Hooks also have another important attribute; they are a summation of the song. You should be able to describe what your song is about in one line. In the song mentioned earlier – ‘Baby Baby Don’t Get Hooked on Me’ can you guess what the song is about?

Hooks are repeated thru the song. There is a sound reason for this. One very effective technique to increase your memory is repetition. The more you hear something the more likely you will remember it. Of course there is always the danger your hook could become annoying or the object of ridicule. There are many examples of songs that are too ‘hooky’.

Which brings us to another attribute for hooks and the hardest to define. A hook should catch and hold the listeners attention. Songwriters use various methods to do that. Puns, place names, people’s names, phrase twists, etc. A good hook sounds familiar but isn’t.

Steps in writing a Hook
A disclaimer: the following is about writing a lyrical hook; I have another songwriting article about creating musical hooks.

Which comes first, the song or the hook? For me it is much easier to start with a hook. However, if you have a song you want to write a hook for you really don’t have much choice. So let’s look at that method first.

Start by analyzing your song. What is it about? Why did you write the song? Read thru your lyrics, you may already have your hook. If a line jumps out at you, read it out loud to others and watch their reactions. If a line from your song gets a positive response you have your hook and now it’s a matter of placing it in your song. Placing a hook in your song means your lyrical hook should fit with the words and the music. Use the words of the previous verses to lead the listener to the hook and use the music as punctuation.

But what if a single line doesn’t catch your attention, or better yet they all do. Take a look at the structure of your song, is it consistent, does it support the main theme of your lyric? Do you have a main theme? If the main theme of your song is, ‘a guy and a girl fall in love’ then you will probably have a hard time writing the hook. You need to take a detectives look at your song, ask yourself why, where, how or when did they fall in love. Perhaps her eyes remind him of the ocean. You can mine hooks out of that line all day:

Your eyes are like the Ocean
Lost in the ocean of your eyes
adrift in the ocean of your eyes
Ocean eyes

Writing original hooks
Coming up with a catch phrase out of thin air has to be tough right? Not really. You probably hear several every day. You just need to learn to listen to other folks. And listen to yourself too. Carry a small notebook (or pda) and jot down random quotes you hear. You may be surprised at how good many of them are.

But if your notepad is blank and so is your brain there is still hope. Of course I can’t guarantee a good hook, but you should be able to come up with something.

Step 1. Look around, what’s the first thing that catches your eye? For me it was the bookshelf.
Step 2. Write down everything you can think of that pertains to the object you just picked out. Describe its physical characteristics and any thoughts it may bring. My bookshelf:
is made of wood.
1. Rectangular in shape.
2. Brown in color.
3. (you can and probably should have more in your list)

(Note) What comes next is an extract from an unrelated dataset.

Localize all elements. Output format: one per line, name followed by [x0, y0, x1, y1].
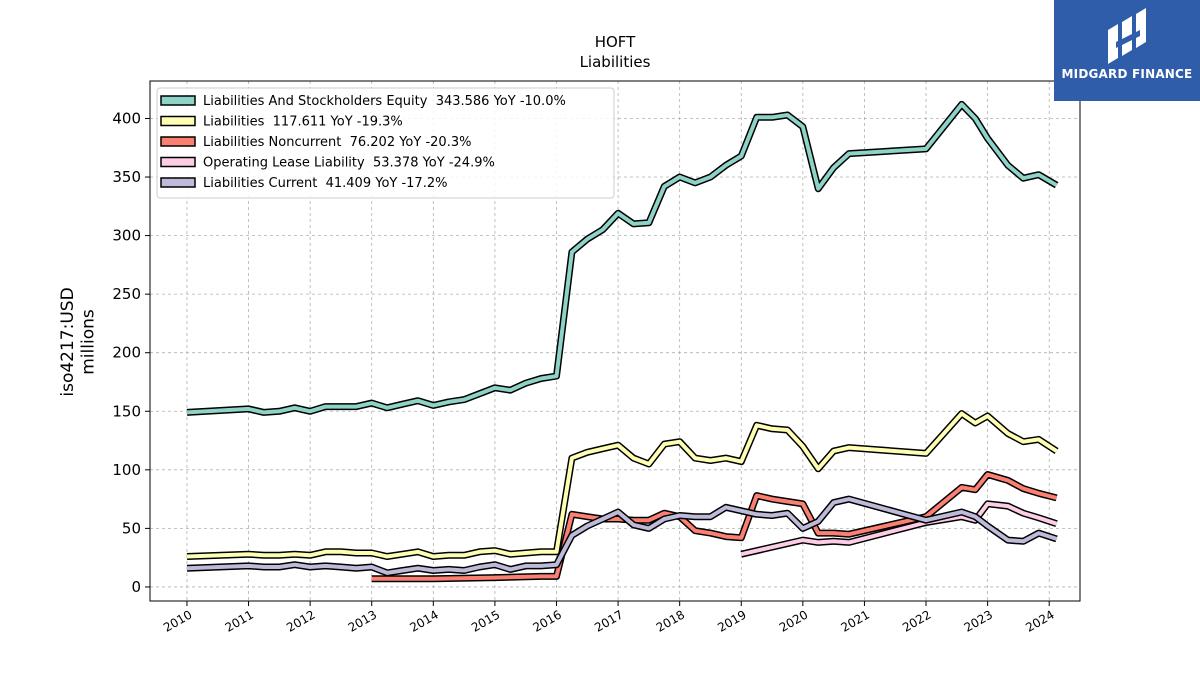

So now we have a brown wood rectangle. Wood makes me think of the woods or a forest. If the wood or forest is brown it is probably fall. So there’s one hook – fall in the forest. You could turn it around also, a forest in the fall. That could work for a lot of songs. You have nice alliteration and fall can be taken several ways for variations in your song. But we’re not done yet.

Brown wood rectangle is kind of wordy but change rectangle to square and you have brown wood square. That might be a little tougher to write a song around but I think it can be done. Back to the rectangle, what are some rectangular things? How about a swimming pool? The brown wood becomes a brown log, a brown log in the swimming pool. Hmmm, I think that’s enough brainstorming for now.

Those may not be the best hooks ever; I just wanted to explain the process. It’s a structured free association. One thought leads to another until something sticks. Grab that hook and work it.